Last week, Gartner attempted to derail the Software-as-a-Service (SaaS) movement by issuing a press release regarding its latest customer survey which found that SaaS users are
underwhelmed by their current experience of it and sense that SaaS is not quite the panacea it often promised to be.
For some reason, it took Gartner more than six months to interpret the results of its survey of users and prospects of SaaS solutions in 333 enterprises in the U.S. and the U.K. which was conducted in December 2008. Maybe because the data didn’t say what they were hoping and it took more time to twist the results into a story that fit their reality and could generate a few headlines.
Gartner’s press release starts by stating that “SaaS is more mainstream and less controversial than ever before”, an important admission from a research firm which a few years ago said SaaS would only represent 25% of software sales by 2011.
But, the research firm goes on in its survey announcement to play the role of contrarian, which is typically held by Forrester, and suggest that all isn’t rosy in the SaaS world.
Gartner’s research vice president Ben Pring says in the release,
“Our research findings did not exactly provide a ringing endorsement of SaaS, in fact I would go as far as to say that satisfaction levels among SaaS users are little more than lukewarm. Although macroeconomic factors would seem to favor SaaS providers, almost two thirds of respondents said that they planned only to maintain their current levels of SaaS in the next two years.”
Although the overall satisfaction level of 4.74 on a 7-point scale among the SaaS users surveyed by Gartner may not have been stellar, the other data revealed in the press release suggests that these ratings are also not as bad as they look. And, other realities of the market and Gartner’s world are also worth noting to bring the survey findings into proper perspective.
Given today’s turbulent economic climate in which many organizations are actually downsizing their operations, maintaining SaaS current levels isn’t necessarily a bad thing. Instead, it demonstrates the staying power of SaaS solutions and how the more flexible pay-as-you-go SaaS subscription approach is well-suited for today’s economic uncertainties.
But, more importantly, Gartner’s press release fails to emphasize the positive news that 90% of the survey respondents are satisfied enough to maintain or expand their use of SaaS solutions, and only 5% are planning to terminate their services, with the remainder considering reducing their subscription levels.

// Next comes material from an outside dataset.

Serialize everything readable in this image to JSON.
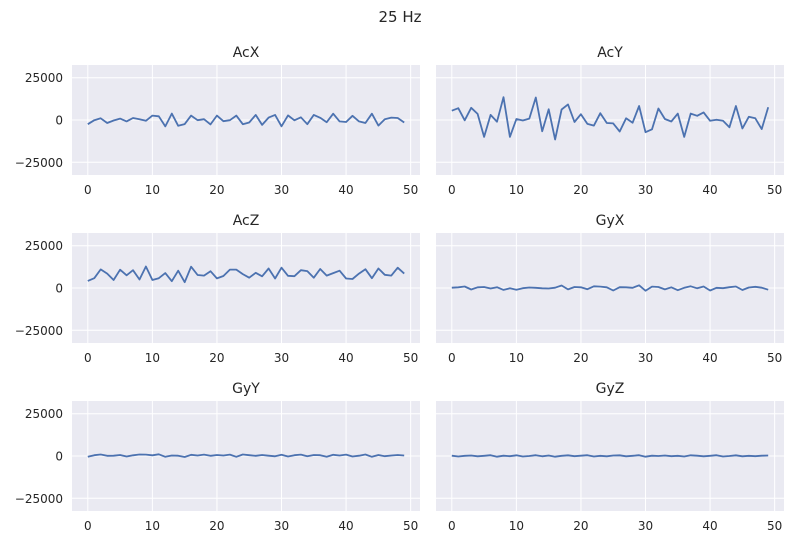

This latter group could be motivated by downsizing in their organizations and would not have had the same flexibility if they chose a traditional on-premise application with an upfront perpetual license fee.
Anyone familar with the economics of the SaaS business knows that 90% renewal rates are not only the norm for the industry but are necessary to maintain a positive cashflow and achieve long-term profitability.
Given that Gartner’s clientele and the primary respondents to its survey are generally IT people who are still learning about the benefits of SaaS and evaluating it from a traditional set of technical criteria, it is not surprising that they might be less satisfied with the SaaS solutions than their business end-users which the bulk of today’s SaaS solutions target.
In fact, there are still plenty of situations in which IT staff are particularly unhappy with SaaS solutions which were acquired unilaterally by individual end-users or business units without IT involvement or approval.
It would be interesting to do a cross-tab analysis of Gartner’s survey results to see if there is any correlation between the low satisfaction ratings and the level of involvement the respondents had in the selection processes.
It also would have been interesting to compare the SaaS satisfaction levels with similar satisfaction ratings among those users of today’s legacy applications. My guess is that their ratings would be well below the SaaS levels, especially given their added costs and inflexibility in today’s tough economic times.
Fortunately, a growing number of IT decision-makers and organizations are recognizing that SaaS is satisfying the needs of their end-users and corporate executives, and are doing their best to help their business users select the right SaaS solutions to meet their operating objectives.
These enlighted IT professionals are also discovering that there is a rapidly expanding array of SaaS-based IT management solutions available which are making it easier for IT organizations to perform their day-to-day responsibilities.
Unlike Gartner’s survey research, THINKstrategies’ customer surveys have consistently found SaaS satisfaction levels, renewal rates and willingness to recommend at or above 90% over the past three years.
Ironically, a week after Gartner issued its SaaS survey findings it announced that the worldwide market for customer relationship management (NYSE:CRM) applications grew 12.5% last year, fuelled by a 33% jump in SaaS-based solutions, which now represent 20% of the CRM market.
There is no question that as the SaaS industry grows, service quality will become diluted and customer expectations will vary more broadly. So, there is nothing wrong with warning customers and SaaS vendors alike to remain vigilant. I issued my own warning back in 2007. And, I continue to be concerned about the quality of support in the SaaS and broader cloud computing market.
But, when these warnings border on an indictment of the overall quality of SaaS solutions and the viability of this movement, it does a disservice to a marketplace which is fundamentally changing the way organizations leverage software to achieve their business objectives and the measurable business benefits they are experiencing.